Bex felt the truck turn onto the street in front of the hospital and waited until he took another couple of turns before she crawled back up into her warm seat.
“That’s deliberate. I paid a lot of money for my public profile to be as vague as possible. It gives a certain allure to me and my clubs, but it also respects my privacy and that of my family. I don’t want reporters hunting down my retired parents or figuring out the top attorney in New York is my sister or that one of the top pro hockey players is my brother.”
Bex loved hockey and her mind started going through all the rosters. “Wait. Stone Townsend is your brother?”
“Yeah. We don’t hide our relationship. Hell, I go to as many of his games as possible. We just don’t put it out in the media. I like to fly under the radar.”
“I’m from a large Italian family. I don’t know what it’s like to fly under the radar. Every part of my life is picked over by them,” Bex told him as he headed for the interstate.
“Trust me, I understand that. We all went our separate ways, but we’ve all come back together recently. All of us, except my youngest sister, have moved to Shadows Landing. I hated that they’d been all up in my business before. But when I needed a business loan to buy my first club, they were the ones who helped me get the loan. Now I can’t imagine living apart from them again.”
Bex smiled into the darkness and snuggled into the warm seat. The heater was blowing full blast and she was finally warm. Her eyes began to droop as exhaustion reclaimed her. “Thanks again for saving me, Wilder.”
“Anytime, Bex.”
“Running doesn’t sit well with me. I became a cop to fight against corruption and criminals, not run from them.” Bex sighed and glanced at the passing scenery.
“With a little help, we’ll do just that. We are not running. This is a strategic retreat in order to gather our forces and attack the target when they least expect it.”
Bex gave a little snort of laughter. “Are you hiding a military record too?”
Wilder chuckled. “No, but my brother Hunter is Special Forces. I’ve picked up a thing or two over the years.”

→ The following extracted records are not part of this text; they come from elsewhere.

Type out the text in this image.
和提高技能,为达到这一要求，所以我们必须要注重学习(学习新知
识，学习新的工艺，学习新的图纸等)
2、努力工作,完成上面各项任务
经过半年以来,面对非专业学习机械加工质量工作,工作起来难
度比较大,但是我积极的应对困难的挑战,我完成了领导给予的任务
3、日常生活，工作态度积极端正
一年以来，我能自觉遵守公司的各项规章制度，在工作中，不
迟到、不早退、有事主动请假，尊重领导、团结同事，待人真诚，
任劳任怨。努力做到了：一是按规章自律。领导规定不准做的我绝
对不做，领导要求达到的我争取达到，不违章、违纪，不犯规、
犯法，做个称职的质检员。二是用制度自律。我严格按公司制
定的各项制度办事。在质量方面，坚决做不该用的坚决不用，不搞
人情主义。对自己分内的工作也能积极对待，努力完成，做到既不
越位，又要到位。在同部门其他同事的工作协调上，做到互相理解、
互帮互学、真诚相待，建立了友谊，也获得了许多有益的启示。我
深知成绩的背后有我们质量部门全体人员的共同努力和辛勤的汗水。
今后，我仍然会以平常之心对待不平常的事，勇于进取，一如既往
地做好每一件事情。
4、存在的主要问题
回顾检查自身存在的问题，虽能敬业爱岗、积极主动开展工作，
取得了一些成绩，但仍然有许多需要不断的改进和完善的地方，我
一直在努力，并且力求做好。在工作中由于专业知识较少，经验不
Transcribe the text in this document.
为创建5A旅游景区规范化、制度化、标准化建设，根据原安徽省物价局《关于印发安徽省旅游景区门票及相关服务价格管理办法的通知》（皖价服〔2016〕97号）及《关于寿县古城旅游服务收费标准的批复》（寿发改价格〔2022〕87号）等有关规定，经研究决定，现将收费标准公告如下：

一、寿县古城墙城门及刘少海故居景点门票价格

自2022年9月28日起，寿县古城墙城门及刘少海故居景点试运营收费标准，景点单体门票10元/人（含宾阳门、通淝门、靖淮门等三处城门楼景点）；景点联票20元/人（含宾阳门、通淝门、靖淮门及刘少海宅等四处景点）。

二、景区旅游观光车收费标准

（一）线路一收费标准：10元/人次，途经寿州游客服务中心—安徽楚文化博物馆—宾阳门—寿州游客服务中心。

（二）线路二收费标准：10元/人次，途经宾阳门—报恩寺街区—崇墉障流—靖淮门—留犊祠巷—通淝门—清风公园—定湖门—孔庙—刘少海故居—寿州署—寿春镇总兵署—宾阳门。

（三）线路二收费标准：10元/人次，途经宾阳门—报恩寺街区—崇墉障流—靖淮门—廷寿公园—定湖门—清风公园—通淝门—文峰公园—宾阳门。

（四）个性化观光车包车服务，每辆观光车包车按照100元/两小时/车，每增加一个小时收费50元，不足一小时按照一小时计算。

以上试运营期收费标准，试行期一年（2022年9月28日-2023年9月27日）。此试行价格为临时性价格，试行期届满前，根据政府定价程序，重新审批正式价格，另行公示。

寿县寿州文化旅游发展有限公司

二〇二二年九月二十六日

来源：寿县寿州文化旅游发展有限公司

“Another brother. How many siblings do you have?”
“A lot. Get some sleep, Bex. You’re safe now.”
Bex nodded as her eyelids closed. She knew she was. She’d known it from the first moment she’d seen Wilder Townsend. Tonight proved it. He was so much more than the carefree playboy nightclub owner the media portrayed. The trouble was, he was someone Bex could fall for. If she hadn’t already started to, which only complicated things further. That was a worry for another time. Now, it was time to sleep.